L’individuo concretizza nella casa i propri bisogni psicologici, vi proietta l’immagine di sé e il proprio stile di vita e nello stesso tempo la casa modella i comportamenti e gli atteggiamenti di coloro che vi abitano. La casa parla di noi attraverso le modalità che adottiamo per personalizzarla con arredamento, quadri, profumi, ordine e disordine.
La psicologia ambientale dagli Anni ‘70 cerca legami tra sviluppo della personalità e fattori di stress da un lato e influenza dell’ambiente abitativo e dell’architettura delle case dall’altro. I numerosi studi finora svolti per esempio sull’influenza emotiva del colore, sul rapporto fra sovrappopolamento e conflittualità, o fra l’altezza dei soffitti e i meccanismi cognitivi, confermano il ruolo importante svolto dalla casa nella nostra vita.
Da secoli, le dottrine orientali del Feng Shui e del Vastu Vidya, oggi praticate anche in Occidente, si basano proprio sui legami esistenti fra orientamento dell’abitazione, arredamento, benessere fisico e psichico. In modo simile, la corrente di pensiero che promuove una “casa psicologica”, parte dal presupposto che se siamo circondati da un certo tipo di arredo con particolari materiali, forme, colori e disposizioni, ci sentiamo rinforzati, acquisiamo sicurezza e proviamo una sensazione di pace verso noi stessi e verso gli altri.
Diversi pediatri e psicoanalisti fra cui Donald W. Winnicott hanno evidenziato l’importanza di un ambiente favorevole nei primi anni di vita del bambino per un sano sviluppo mentale e affettivo. Al contrario, la perdita dei legami fisici con un luogo verso cui si era sviluppato un rapporto affettivo provoca sofferenza, nostalgia. Il desiderio di tornare a casa può indurre depressione, ansia e insicurezza. Oliver Wendell Holmes scriveva: “Dove amiamo è casa, i nostri piedi possono lasciarla, ma non i nostri cuori”.
Per la definizione di un luogo come “casa” si può fare riferimento ad una componente fisica concreta (una stanza ad esempio) o ideale (come nel caso di una cultura). Inoltre, i posti che sono “casa” per una persona potrebbero non esserlo per un’altra; e tale percezione di un luogo come casa risulta essere più transitoria che costante.
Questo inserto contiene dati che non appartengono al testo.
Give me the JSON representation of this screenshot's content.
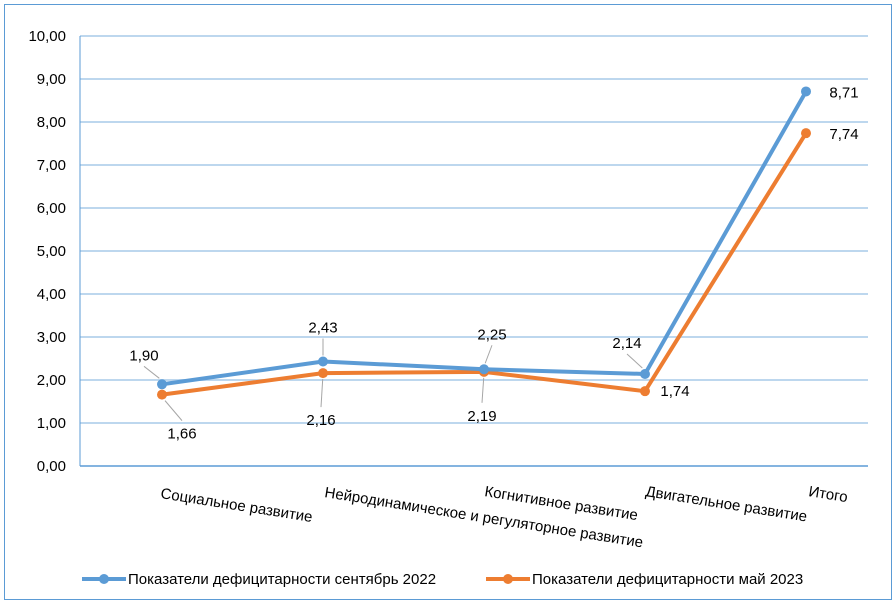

La casa è insomma un costrutto ideologico creato da esperienze cariche emotivamente nel luogo in cui le persone vivono. Di conseguenza, non necessita di una struttura fisica, è un centro emozionale di significato, di appartenenza e familiarità cosicché, è stato detto che anche un senzatetto ha una sua “casa” speciale, nel suo rifugio, nella sua strada, nel suo quartiere.
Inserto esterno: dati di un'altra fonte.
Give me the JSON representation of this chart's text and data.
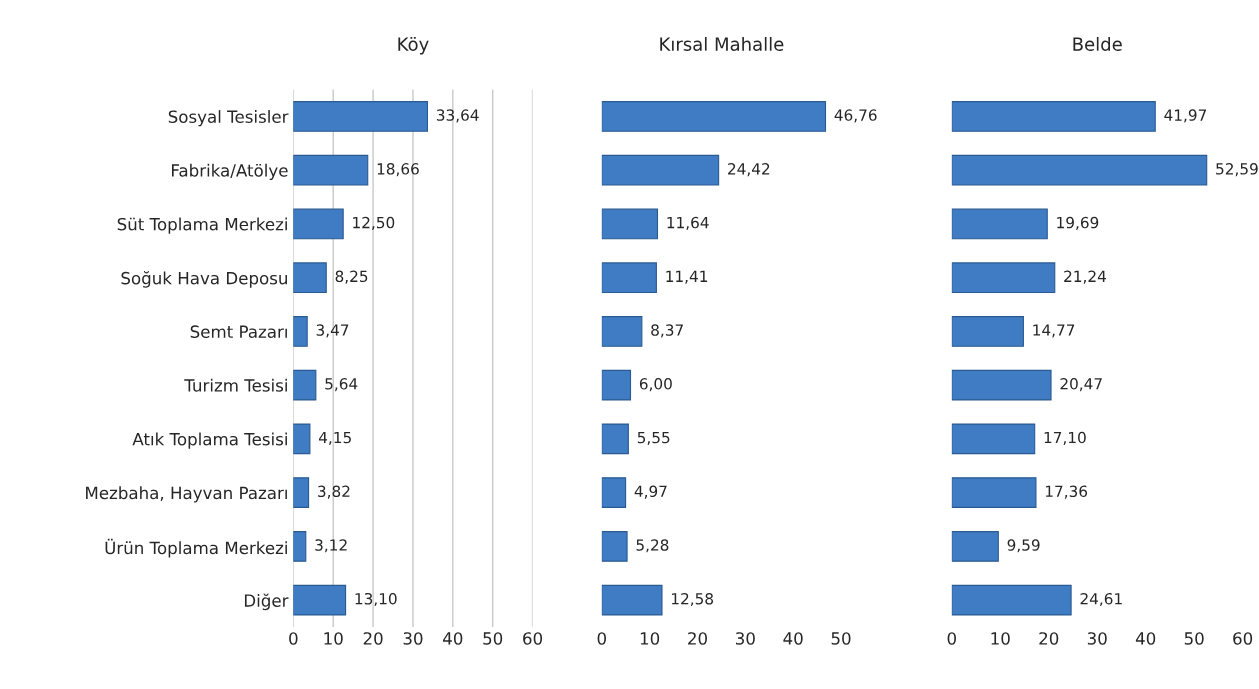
{
  "chart_data": [
    {
      "type": "bar",
      "orientation": "horizontal",
      "title": "Köy",
      "categories": [
        "Sosyal Tesisler",
        "Fabrika/Atölye",
        "Süt Toplama Merkezi",
        "Soğuk Hava Deposu",
        "Semt Pazarı",
        "Turizm Tesisi",
        "Atık Toplama Tesisi",
        "Mezbaha, Hayvan Pazarı",
        "Ürün Toplama Merkezi",
        "Diğer"
      ],
      "values": [
        33.64,
        18.66,
        12.5,
        8.25,
        3.47,
        5.64,
        4.15,
        3.82,
        3.12,
        13.1
      ],
      "value_labels": [
        "33,64",
        "18,66",
        "12,50",
        "8,25",
        "3,47",
        "5,64",
        "4,15",
        "3,82",
        "3,12",
        "13,10"
      ],
      "color": "#3f7cc4",
      "xlim": [
        0,
        60
      ],
      "xticks": [
        0,
        10,
        20,
        30,
        40,
        50,
        60
      ],
      "grid": "x"
    },
    {
      "type": "bar",
      "orientation": "horizontal",
      "title": "Kırsal Mahalle",
      "categories": [
        null,
        null,
        null,
        null,
        null,
        null,
        null,
        null,
        null,
        null
      ],
      "values": [
        46.76,
        24.42,
        11.64,
        11.41,
        8.37,
        6.0,
        5.55,
        4.97,
        5.28,
        12.58
      ],
      "value_labels": [
        "46,76",
        "24,42",
        "11,64",
        "11,41",
        "8,37",
        "6,00",
        "5,55",
        "4,97",
        "5,28",
        "12,58"
      ],
      "color": "#3f7cc4",
      "xlim": [
        0,
        50
      ],
      "xticks": [
        0,
        10,
        20,
        30,
        40,
        50
      ]
    },
    {
      "type": "bar",
      "orientation": "horizontal",
      "title": "Belde",
      "categories": [
        null,
        null,
        null,
        null,
        null,
        null,
        null,
        null,
        null,
        null
      ],
      "values": [
        41.97,
        52.59,
        19.69,
        21.24,
        14.77,
        20.47,
        17.1,
        17.36,
        9.59,
        24.61
      ],
      "value_labels": [
        "41,97",
        "52,59",
        "19,69",
        "21,24",
        "14,77",
        "20,47",
        "17,10",
        "17,36",
        "9,59",
        "24,61"
      ],
      "color": "#3f7cc4",
      "xlim": [
        0,
        60
      ],
      "xticks": [
        0,
        10,
        20,
        30,
        40,
        50,
        60
      ]
    }
  ]
}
Da una ricerca condotta su cento bambini milanesi tra i 7 e i 10 anni, è emerso che rappresentano la “casa” tanto come un luogo fisico e quindi house (61 bambini) sia come un centro relazionale dove stanno con i genitori, home (56 bambini). Altri 39 riconducono la dimensione e l’essenza della casa a una sola stanza: la loro cameretta. La loro idea di casa ideale è aperta alla natura, infatti, ben tre quarti di loro vorrebbe un giardino e l’88% uno o più animali.
Un’altra ricerca condotta sui giovani laureati che vivono in alloggi universitari, ha mostrato come questi continuino a considerare la casa di famiglia come la loro vera casa, come la propria “home”, mentre non lo fanno mai per le sistemazioni temporanee dove stanno vivendo.
Generalmente, le persone anziane si abituano meno velocemente ai cambiamenti, reagiscono male alle esperienze nuove e hanno difficoltà a stabilire nuove relazioni. Così, un cambiamento di ambiente può essere per loro una causa di inquietudine e di ansia. Il trasferimento in una casa di riposo o in un’abitazione situata lontano dal proprio quartiere può avere effetti psicologi negativi, essere causa di depressione e di isolamento sociale, e per le persone più vecchie, di confusione mentale, di disorientamento e di vera e propria disgregazione.